In his animation, Endangered Species, Tony White presents a puppet to represent ‘Everyman’ (White 2006, p.400). The puppet is animated as if manipulated by strings.
By contrast, in her video installation, Endangered Species (2006), choreographer, Shiobhan Davies, represents humanity as a body manipulating flexible rods. Movement of the rods reveals internal lines of force (energy):
Davies represents humanity as endangered. Housed in a museum vitrine (display case), her video installation archives a singularly powerful statement.
I use animation to represent humanity as energy systems.
Animations made to represent human vitality are being combined with visualisations of sustainable energy systems (powered by water, wind, and geothermal and solar heat).
The aim is to make empathic kinesthetic (bodily) connections between human and other systems of energy.
I have made many drawings of people, such as this one of a girl with a hoop, and am now combining using animation to express collective human energy:
The first animation towards a new project, ‘Animated Energies’, is Sustainability. This is set to a sound recording I made of the environmental scientist Mark Diesendorf when he spoke at a recent CAN (Climate Action Newtown) event.
The animation includes drawings that I made at the last National Folk Festival (Canberra). I drew people who I saw as energetic, with lines to reflect their vitality. The lines represent an ever-changing human form.
But do these lines best reflect Mark’s message, to talk to ‘every person we can’ about renewable energy?

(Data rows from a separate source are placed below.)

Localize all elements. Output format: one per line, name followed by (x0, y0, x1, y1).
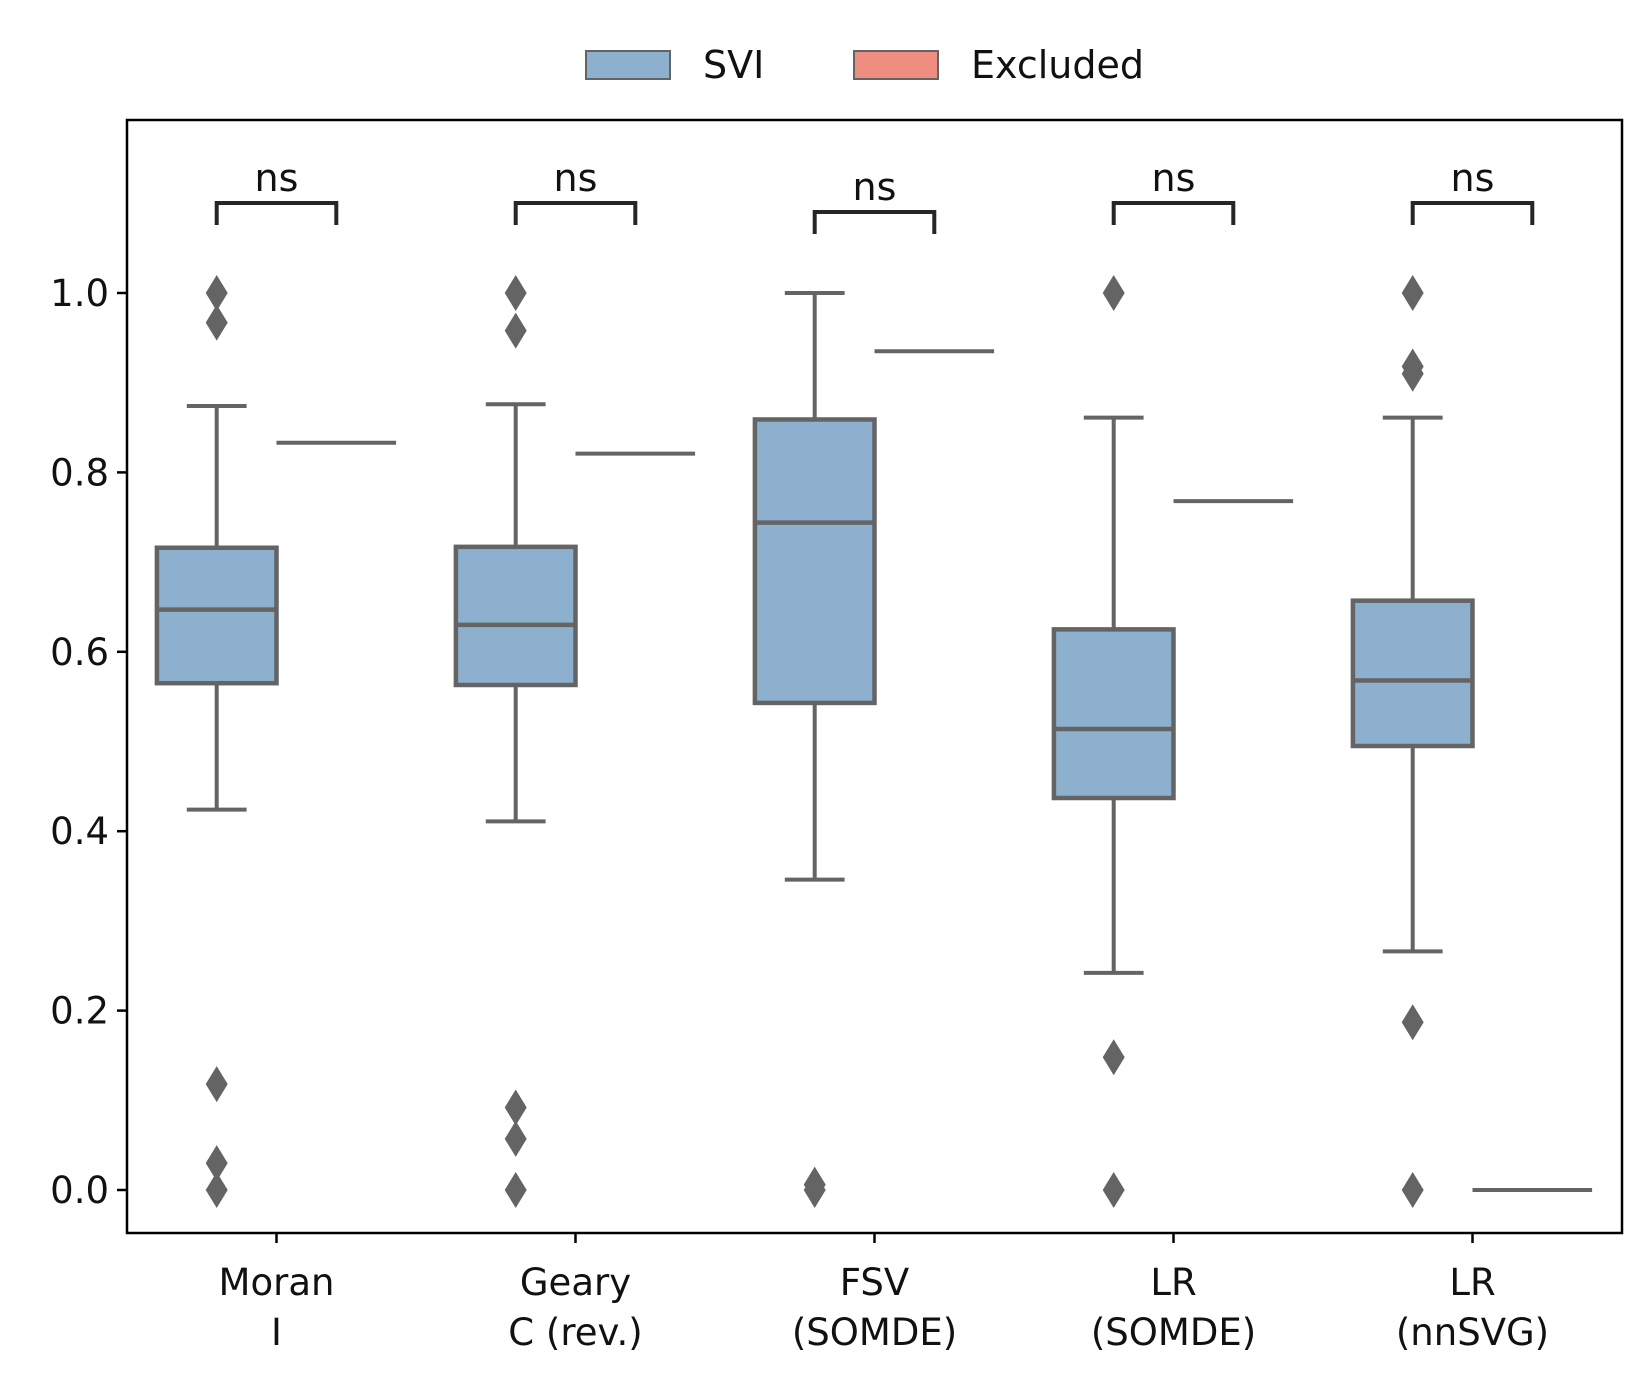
outlier-point (1401, 1172, 1424, 1208)
significance-bracket (1111, 201, 1236, 225)
significance-bracket (513, 201, 638, 225)
legend-swatch-excluded (853, 50, 939, 80)
significance-bracket (214, 201, 339, 225)
outlier-point (205, 304, 228, 341)
outlier-point (504, 312, 527, 349)
outlier-point (1401, 355, 1424, 392)
y-tick-label: 0.0 (50, 1169, 109, 1212)
x-tick-label-line1: Moran (219, 1261, 335, 1304)
x-tick-label-line1: LR (1150, 1261, 1196, 1304)
outlier-point (1401, 1004, 1424, 1041)
significance-label: ns (1152, 156, 1196, 200)
outlier-point (504, 275, 527, 311)
outlier-point (504, 1089, 527, 1126)
x-tick-label-line1: LR (1449, 1261, 1495, 1304)
legend-swatch-svi (585, 50, 671, 80)
outlier-point (205, 1145, 228, 1182)
outlier-point (504, 1120, 527, 1157)
box-svi (752, 417, 877, 706)
outlier-point (803, 1172, 826, 1208)
box-svi (1350, 598, 1475, 749)
significance-label: ns (554, 156, 598, 200)
axes-frame (125, 118, 1624, 1235)
legend: SVI Excluded (585, 43, 1144, 87)
legend-label-svi: SVI (703, 43, 764, 87)
x-tick-label-line2: (nnSVG) (1396, 1311, 1549, 1354)
significance-bracket (812, 210, 937, 234)
x-tick-label-line2: I (271, 1311, 282, 1354)
x-tick-label-line1: Geary (520, 1261, 631, 1304)
significance-label: ns (1451, 156, 1495, 200)
x-tick-label-line2: (SOMDE) (792, 1311, 957, 1354)
box-svi (1051, 627, 1176, 801)
outlier-point (205, 1172, 228, 1208)
significance-label: ns (853, 165, 897, 209)
outlier-point (1102, 1039, 1125, 1076)
outlier-point (205, 275, 228, 311)
outlier-point (1401, 275, 1424, 311)
y-tick-label: 0.2 (50, 990, 109, 1033)
outlier-point (504, 1172, 527, 1208)
y-tick-label: 1.0 (50, 272, 109, 315)
x-tick-label-line2: C (rev.) (508, 1311, 642, 1354)
y-tick-label: 0.8 (50, 451, 109, 494)
box-svi (154, 545, 279, 686)
outlier-point (1102, 275, 1125, 311)
legend-label-excluded: Excluded (971, 43, 1144, 87)
x-tick-label-line2: (SOMDE) (1091, 1311, 1256, 1354)
outlier-point (1102, 1172, 1125, 1208)
box-svi (453, 544, 578, 688)
x-tick-label-line1: FSV (840, 1261, 909, 1304)
y-tick-label: 0.4 (50, 810, 109, 853)
significance-label: ns (255, 156, 299, 200)
y-tick-label: 0.6 (50, 631, 109, 674)
significance-bracket (1410, 201, 1535, 225)
outlier-point (205, 1066, 228, 1103)
plot-area: 0.0 0.2 0.4 0.6 0.8 1.0 Moran I Geary C (rev.) FSV… (50, 156, 1593, 1354)
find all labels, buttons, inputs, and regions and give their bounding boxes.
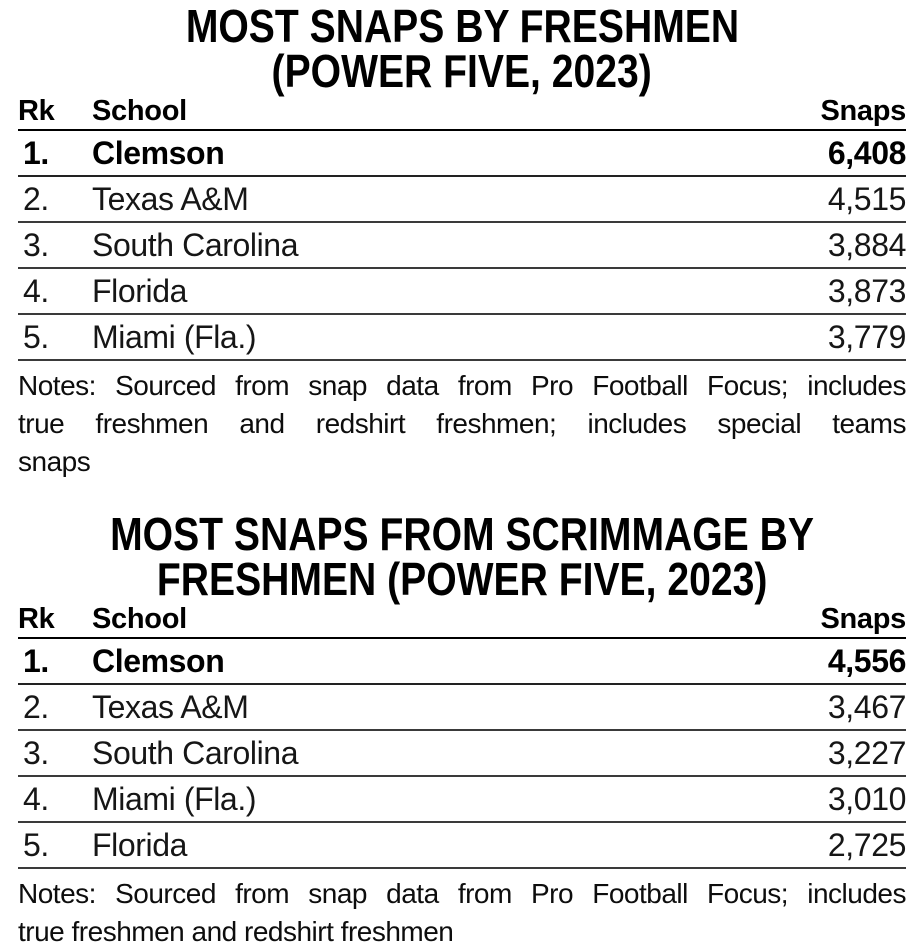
snaps-cell: 4,515 [827, 180, 906, 217]
rank-cell: 2. [23, 180, 49, 217]
column-header-snaps: Snaps [820, 603, 906, 635]
column-header-school: School [92, 95, 187, 127]
rank-cell: 2. [23, 688, 49, 725]
table-title-line-2: (POWER FIVE, 2023) [271, 45, 653, 97]
table-title: MOST SNAPS BY FRESHMEN (POWER FIVE, 2023… [18, 0, 906, 97]
table-row: 1. Clemson 6,408 [18, 131, 906, 177]
snaps-cell: 3,227 [827, 734, 906, 771]
school-cell: Clemson [92, 642, 225, 679]
school-cell: Miami (Fla.) [92, 318, 257, 355]
notes-line: true freshmen and redshirt freshmen [18, 916, 454, 947]
snaps-cell: 3,884 [827, 226, 906, 263]
table-row: 5. Florida 2,725 [18, 823, 906, 869]
table-row: 3. South Carolina 3,884 [18, 223, 906, 269]
column-header-snaps: Snaps [820, 95, 906, 127]
school-cell: Clemson [92, 134, 225, 171]
table-title-line-2: FRESHMEN (POWER FIVE, 2023) [156, 553, 768, 605]
table-title-line-1: MOST SNAPS BY FRESHMEN [185, 0, 739, 52]
column-header-school: School [92, 603, 187, 635]
rank-cell: 4. [23, 780, 49, 817]
notes: Notes: Sourced from snap data from Pro F… [18, 367, 906, 481]
snaps-cell: 3,467 [827, 688, 906, 725]
rank-cell: 5. [23, 318, 49, 355]
rank-cell: 5. [23, 826, 49, 863]
table-header-row: Rk School Snaps [18, 94, 906, 131]
snaps-cell: 4,556 [827, 642, 906, 679]
table-row: 3. South Carolina 3,227 [18, 731, 906, 777]
notes-line: Notes: Sourced from snap data from Pro F… [18, 878, 906, 909]
table-row: 2. Texas A&M 4,515 [18, 177, 906, 223]
school-cell: Florida [92, 272, 188, 309]
table-row: 4. Miami (Fla.) 3,010 [18, 777, 906, 823]
snaps-cell: 2,725 [827, 826, 906, 863]
table-row: 2. Texas A&M 3,467 [18, 685, 906, 731]
rank-cell: 1. [23, 642, 49, 679]
table-row: 5. Miami (Fla.) 3,779 [18, 315, 906, 361]
notes-line: snaps [18, 446, 91, 477]
snaps-cell: 3,873 [827, 272, 906, 309]
column-header-rank: Rk [18, 95, 55, 127]
table-title-line-1: MOST SNAPS FROM SCRIMMAGE BY [110, 508, 814, 560]
school-cell: Texas A&M [92, 180, 249, 217]
notes: Notes: Sourced from snap data from Pro F… [18, 875, 906, 951]
school-cell: Florida [92, 826, 188, 863]
table-header-row: Rk School Snaps [18, 602, 906, 639]
column-header-rank: Rk [18, 603, 55, 635]
table-title: MOST SNAPS FROM SCRIMMAGE BY FRESHMEN (P… [18, 508, 906, 605]
school-cell: South Carolina [92, 734, 299, 771]
table-row: 1. Clemson 4,556 [18, 639, 906, 685]
rank-cell: 1. [23, 134, 49, 171]
rank-cell: 4. [23, 272, 49, 309]
table-row: 4. Florida 3,873 [18, 269, 906, 315]
rank-cell: 3. [23, 226, 49, 263]
table-section-scrimmage-snaps: MOST SNAPS FROM SCRIMMAGE BY FRESHMEN (P… [18, 508, 906, 951]
notes-line: Notes: Sourced from snap data from Pro F… [18, 370, 906, 401]
rank-cell: 3. [23, 734, 49, 771]
snaps-cell: 6,408 [827, 134, 906, 171]
table-section-total-snaps: MOST SNAPS BY FRESHMEN (POWER FIVE, 2023… [18, 0, 906, 481]
snaps-cell: 3,010 [827, 780, 906, 817]
school-cell: South Carolina [92, 226, 299, 263]
snaps-cell: 3,779 [827, 318, 906, 355]
school-cell: Texas A&M [92, 688, 249, 725]
notes-line: true freshmen and redshirt freshmen; inc… [18, 408, 906, 439]
school-cell: Miami (Fla.) [92, 780, 257, 817]
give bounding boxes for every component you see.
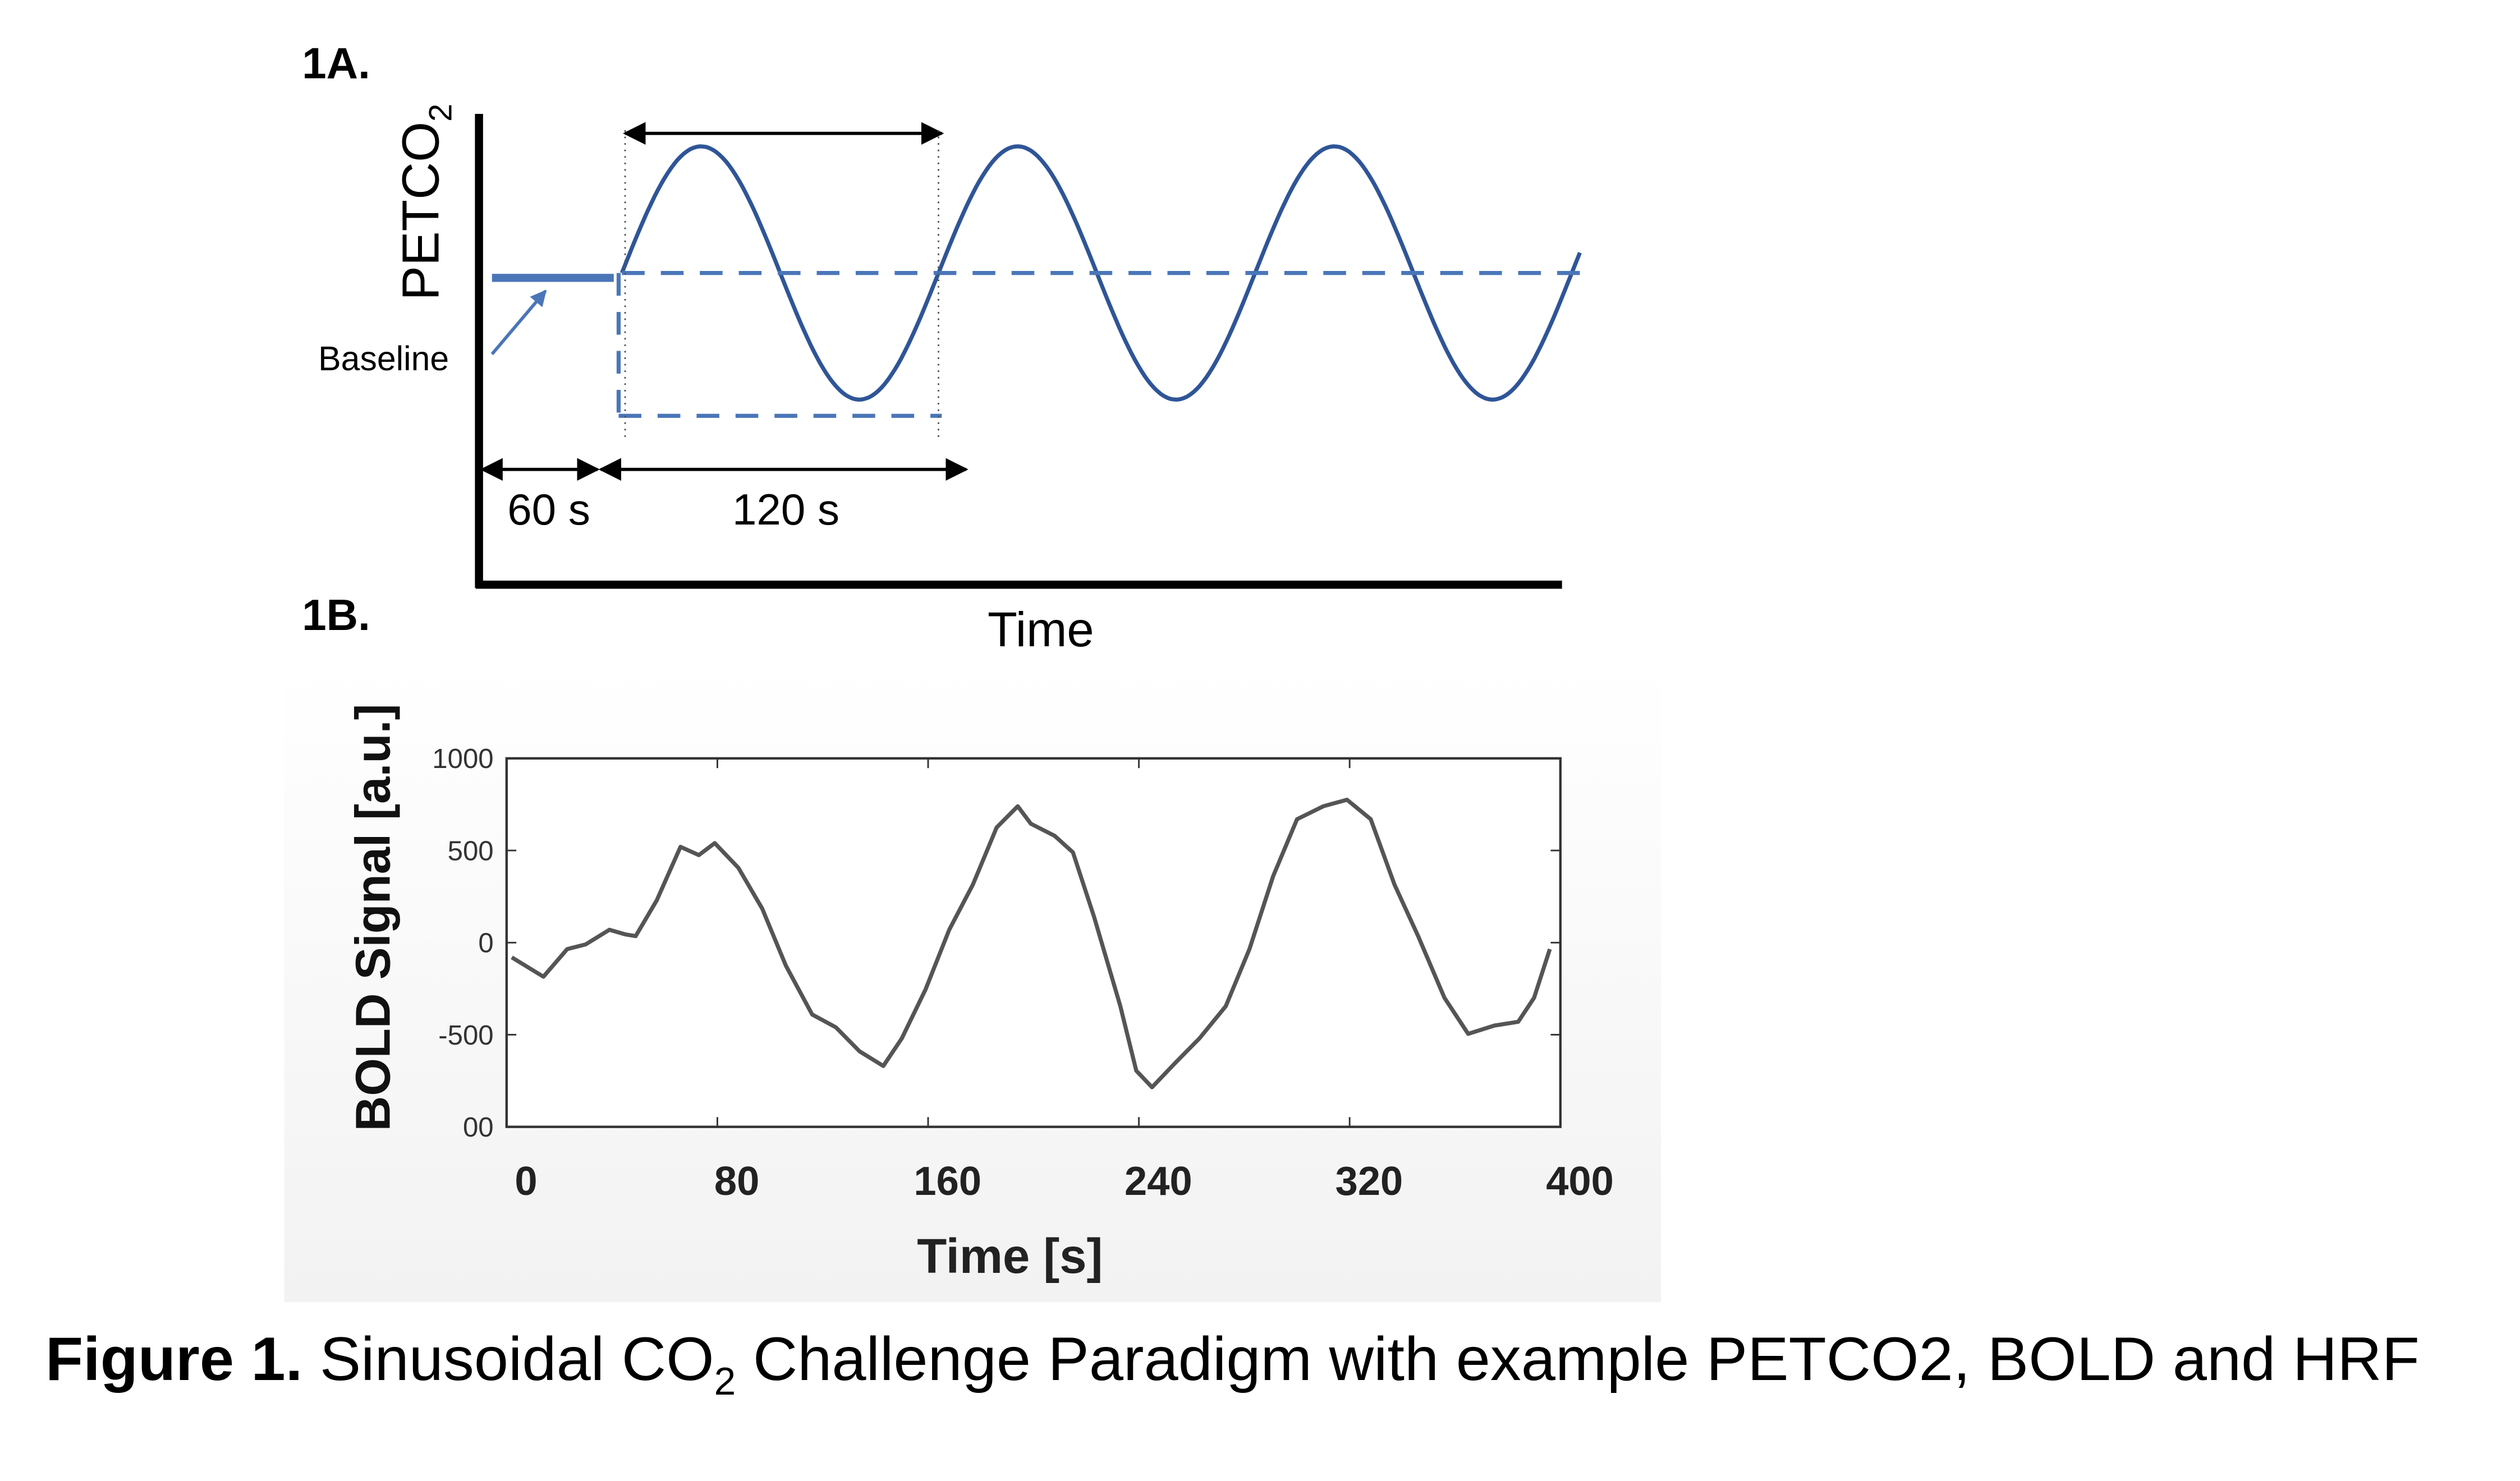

Yesterday I showed the animation to two people. One (another artist) identified strongly with the lines. The other (not an artist) thought the figures were ‘weird’. Only after hearing the negative response did I recognise that I had drawn people who I had found ‘interesting’ (as well as energetic) and that may be seen as very different from the norm.
I also recognised that my style of drawing reflects my experience as a dancer. This does not reflect everyone’s experience of their body.
For my animated Everyman to appeal to ‘every person’, I need to make some changes. But I do not want to compromise the vitality of the work.
I will include more drawings that represent a wider range of people (drawn in city streets for example). Together with the folk festival drawings, these lines may better represent ‘Everyman’.
I had considered the idea of taking photographs of people and making tonal drop-out forms from these. But I don’t see people as static cut-out shapes. I see them as systems of flowing energy. This perception of people may seem weird to some people. However, as the philosopher Rob Siedel said (in con. 2008), ‘There is only one way of seeing the world: your way.’
There is clearly no one way to represent people that will be recognised by everyone. Nevertheless, perceptions can be expanded. My way of seeing people is now expanded by seeing the sense in another point of view.